Así, empaquetados en un discurso ultranacionalista excluyente, el odio múltiple que fomenta y distribuye la ultraderecha -con especial énfasis, y enorme eficacia y éxito, en las redes sociales infectadas de desinformación-fake news y conspiranoias-, contra los grupos antes mencionados es el más fácil, porque odiar lo es y, por ello, la más efectiva estrategia política para crear una identidad propia única totalitaria, basada en el odio y el miedo entre un nosotros, propietarios de la única verdad moral y orden social "correctos", versus los otros que, según el determinismo ultraderechista están moral y socialmente equivocados y son el chivo expiatorio del origen del caos que produce el miedo.
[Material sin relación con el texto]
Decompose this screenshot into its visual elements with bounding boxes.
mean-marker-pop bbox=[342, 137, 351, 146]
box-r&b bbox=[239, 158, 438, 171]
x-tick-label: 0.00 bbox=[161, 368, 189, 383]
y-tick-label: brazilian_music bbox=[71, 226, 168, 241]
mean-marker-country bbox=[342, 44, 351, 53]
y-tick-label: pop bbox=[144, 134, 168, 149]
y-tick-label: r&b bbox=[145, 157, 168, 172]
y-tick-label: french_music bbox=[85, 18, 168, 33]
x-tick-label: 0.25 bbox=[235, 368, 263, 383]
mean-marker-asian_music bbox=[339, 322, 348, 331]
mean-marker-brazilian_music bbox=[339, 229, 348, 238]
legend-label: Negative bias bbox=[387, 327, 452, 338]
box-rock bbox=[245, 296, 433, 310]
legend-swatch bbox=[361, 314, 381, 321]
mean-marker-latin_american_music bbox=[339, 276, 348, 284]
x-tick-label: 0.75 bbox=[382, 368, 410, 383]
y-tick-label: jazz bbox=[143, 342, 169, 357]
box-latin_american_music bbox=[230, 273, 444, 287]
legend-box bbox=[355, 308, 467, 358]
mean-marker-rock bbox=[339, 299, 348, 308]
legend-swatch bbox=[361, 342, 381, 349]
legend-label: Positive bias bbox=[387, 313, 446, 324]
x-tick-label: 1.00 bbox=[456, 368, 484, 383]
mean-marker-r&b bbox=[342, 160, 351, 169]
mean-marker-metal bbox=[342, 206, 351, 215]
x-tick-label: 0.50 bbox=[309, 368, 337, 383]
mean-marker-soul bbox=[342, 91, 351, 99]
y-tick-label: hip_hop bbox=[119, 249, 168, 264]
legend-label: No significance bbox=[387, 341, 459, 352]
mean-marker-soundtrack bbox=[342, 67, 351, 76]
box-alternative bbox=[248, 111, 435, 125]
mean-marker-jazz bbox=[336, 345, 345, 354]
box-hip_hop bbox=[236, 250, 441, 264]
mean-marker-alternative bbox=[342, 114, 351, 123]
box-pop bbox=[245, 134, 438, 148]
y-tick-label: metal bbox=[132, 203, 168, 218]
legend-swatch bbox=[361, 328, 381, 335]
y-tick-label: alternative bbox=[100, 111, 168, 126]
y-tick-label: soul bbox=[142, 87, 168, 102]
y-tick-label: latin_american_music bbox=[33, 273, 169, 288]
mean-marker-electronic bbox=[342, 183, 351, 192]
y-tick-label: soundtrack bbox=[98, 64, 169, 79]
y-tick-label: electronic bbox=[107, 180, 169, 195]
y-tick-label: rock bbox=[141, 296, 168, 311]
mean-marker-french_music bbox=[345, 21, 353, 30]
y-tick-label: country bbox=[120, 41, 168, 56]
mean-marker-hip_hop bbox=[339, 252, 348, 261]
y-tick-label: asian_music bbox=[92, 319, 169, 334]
Con esta estrategia del odio fácil en la conversación política, llena de exabruptos ostentosos y fuera de lo que denominan, en forma peyorativa "políticamente correcto" y contra el stablishment -que, paradojas como esta, ninguna, propone la defensa y desarrollo de más inclusión y derechos sociales-, pinchan la fibra más elemental y primitiva del ser humano: el odio a los que (supuestamente) producen el caos, alentando el miedo para dividir y polarizar el país en dos únicas alternativas políticas extremas, presentando la suya como la solución al caos moral y social -que han alentado, alimentado y multiplicado con sus discursos del odio y el miedo al otro que no es como ellos- para imponer su orden autoritario.
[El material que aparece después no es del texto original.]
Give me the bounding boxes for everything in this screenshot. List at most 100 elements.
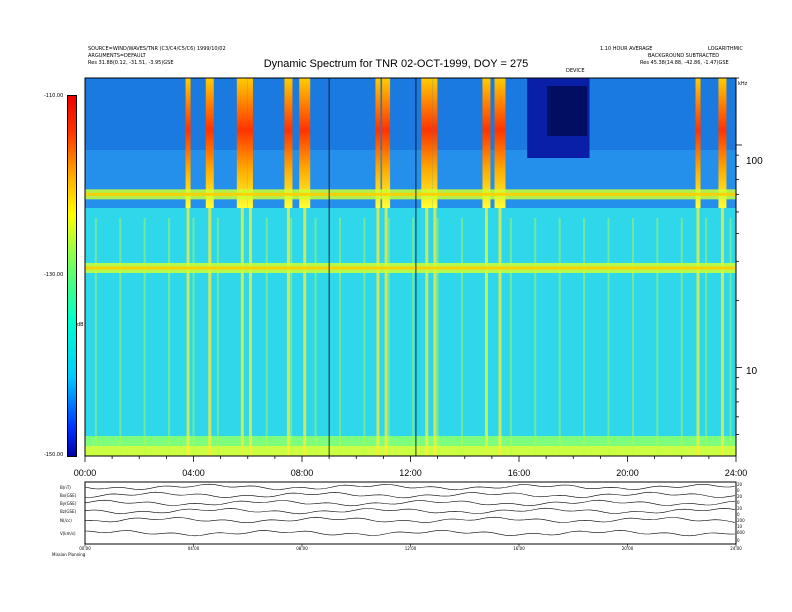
faint-streak — [631, 218, 634, 456]
y-unit-label: kHz — [738, 81, 748, 87]
faint-streak — [607, 218, 610, 456]
faint-streak — [680, 218, 683, 456]
aux-label: Bz(GSE) — [60, 509, 77, 514]
burst-trace — [240, 208, 244, 456]
faint-streak — [656, 218, 659, 456]
aux-trace — [84, 530, 736, 537]
x-tick-label: 24:00 — [724, 468, 748, 478]
red-burst — [375, 78, 381, 208]
burst-trace — [376, 208, 380, 456]
faint-streak — [729, 218, 732, 456]
aux-right-label: 200 — [737, 518, 745, 523]
faint-streak — [509, 218, 512, 456]
header-device-text: DEVICE — [566, 68, 585, 74]
red-burst — [695, 78, 701, 208]
aux-right-label: 20 — [737, 482, 743, 487]
burst-trace — [248, 208, 252, 456]
aux-right-label: 20 — [737, 506, 743, 511]
x-tick-label: 04:00 — [182, 468, 205, 478]
red-burst — [284, 78, 293, 208]
x-tick-label: 16:00 — [507, 468, 531, 478]
burst-trace — [208, 208, 212, 456]
header-average-text: 1.10 HOUR AVERAGE — [600, 46, 653, 52]
aux-label: N(/cc) — [60, 518, 72, 523]
burst-trace — [696, 208, 700, 456]
aux-traces — [84, 483, 737, 547]
aux-label: V(km/s) — [60, 531, 76, 536]
faint-streak — [241, 218, 244, 456]
header-right-position: Res 45.38(14.88, -42.86, -1.47)GSE — [640, 60, 729, 66]
aux-x-tick: 20:00 — [621, 546, 634, 551]
red-burst — [299, 78, 311, 208]
burst-layer — [94, 78, 732, 456]
colorbar-unit-label: dB — [77, 322, 84, 328]
faint-streak — [485, 218, 488, 456]
faint-streak — [705, 218, 708, 456]
aux-right-label: 10 — [737, 524, 743, 529]
colorbar-tick-mid: -130.00 — [44, 272, 64, 278]
x-tick-label: 00:00 — [73, 468, 97, 478]
aux-right-label: 0 — [737, 500, 740, 505]
header-background-text: BACKGROUND SUBTRACTED — [648, 53, 720, 59]
burst-trace — [303, 208, 307, 456]
red-burst — [421, 78, 433, 208]
burst-trace — [498, 208, 502, 456]
aux-x-tick: 12:00 — [404, 546, 417, 551]
faint-streak — [94, 218, 97, 456]
dark-blue-core — [547, 86, 588, 136]
aux-right-label: 0 — [737, 488, 740, 493]
red-burst — [236, 78, 248, 208]
aux-right-label: 20 — [737, 494, 743, 499]
x-tick-label: 12:00 — [399, 468, 422, 478]
faint-streak — [290, 218, 293, 456]
red-burst — [482, 78, 491, 208]
emission-band-core — [85, 266, 736, 270]
burst-trace — [425, 208, 429, 456]
spectrogram — [84, 77, 742, 462]
header-scale-text: LOGARITHMIC — [708, 46, 743, 52]
burst-trace — [384, 208, 388, 456]
x-tick-label: 08:00 — [290, 468, 314, 478]
burst-trace — [484, 208, 488, 456]
y-tick-label-10: 10 — [746, 366, 758, 377]
aux-trace — [84, 499, 736, 507]
chart-title: Dynamic Spectrum for TNR 02-OCT-1999, DO… — [263, 58, 529, 70]
x-tick-label: 20:00 — [616, 468, 639, 478]
aux-label: Bx(GSE) — [60, 493, 77, 498]
aux-trace — [84, 516, 736, 523]
faint-streak — [338, 218, 341, 456]
faint-streak — [363, 218, 366, 456]
faint-streak — [558, 218, 561, 456]
red-burst — [494, 78, 506, 208]
aux-right-label: 600 — [737, 530, 745, 535]
faint-streak — [216, 218, 219, 456]
faint-streak — [119, 218, 122, 456]
red-burst — [247, 78, 253, 208]
faint-streak — [192, 218, 195, 456]
red-burst — [432, 78, 438, 208]
colorbar-tick-bottom: -150.00 — [44, 452, 64, 458]
faint-streak — [143, 218, 146, 456]
faint-streak — [314, 218, 317, 456]
emission-band-core — [85, 192, 736, 196]
burst-trace — [433, 208, 437, 456]
red-burst — [205, 78, 214, 208]
header-arguments-text: ARGUMENTS=DEFAULT — [88, 53, 146, 59]
colorbar — [67, 95, 77, 457]
aux-label: By(GSE) — [60, 501, 77, 506]
aux-x-tick: 04:00 — [187, 546, 200, 551]
red-burst — [382, 78, 391, 208]
faint-streak — [265, 218, 268, 456]
aux-right-label: 0 — [737, 538, 740, 543]
aux-x-tick: 24:00 — [730, 546, 742, 551]
y-axis-ticks — [736, 77, 742, 435]
aux-x-tick: 00:00 — [79, 546, 91, 551]
aux-x-tick: 16:00 — [513, 546, 525, 551]
colorbar-tick-top: -110.00 — [44, 93, 64, 99]
emission-bands — [85, 78, 736, 456]
aux-trace — [85, 491, 736, 499]
aux-x-tick: 08:00 — [296, 546, 308, 551]
faint-streak — [436, 218, 439, 456]
faint-streak — [534, 218, 537, 456]
faint-streak — [583, 218, 586, 456]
De esta forma, la explicación de banalidad del mal de Arendt, ampliándola, es la banalidad del mal del odio. Por lo primaria y primitiva es la condición más animal del ser humano y, por eso, cuesta muy poco hacerla cotidiana y normalizada hasta que se termina odiando como se come o se bebe o se trabaja cada día: la banalidad del mal del odio no requiere muchos esfuerzos, sólo despertar los instintos humanos más animales para hacerla cotidianamente trivial. Los que torturan, con horario de oficina, hasta el asesinato en los sistemas totalitarios, pinochetistas, nazifascistas, estalinistas y, lamentablemente, un largo etc., regresan a su hogar, besan a sus hijos, cenan, ven televisión y duermen sin ningún tipo de problemas, porque la banalidad del mal del odio se ha instalado como la norma que se sigue sin cuestionarla: es la burocratización de la banalidad del mal del odio.

Hacer apología de esta banalidad declarando su admiración a Pinochet y a torturadores asesinos ya condenados por crímenes de lesa humanidad, como ha hecho el ultraderechista Kast, es la cristalización de la banalidad del mal del odio y, por lo tanto, la reacción condicionada desinteligente de la parte más animal de la condición humana.

El cerebro unidimensional de los ultraderechistas está tan sumergido en esta banalidad que se sienten irreversiblemente seguros de lo que son, al punto que la inteligencia humana, que es la condición determinante de nuestra especie homo sapiens y la que nos diferencia de sólo la animalidad haciéndonos únicos, queda en los ultraderechistas plenamente suprimida y anulada por la plena y estática internalización mental en la banalidad del mal del odio.

En consecuencia, las ideologías totalitarias ultras son, por la banalidad del mal del odio, mucho más animales que humanas.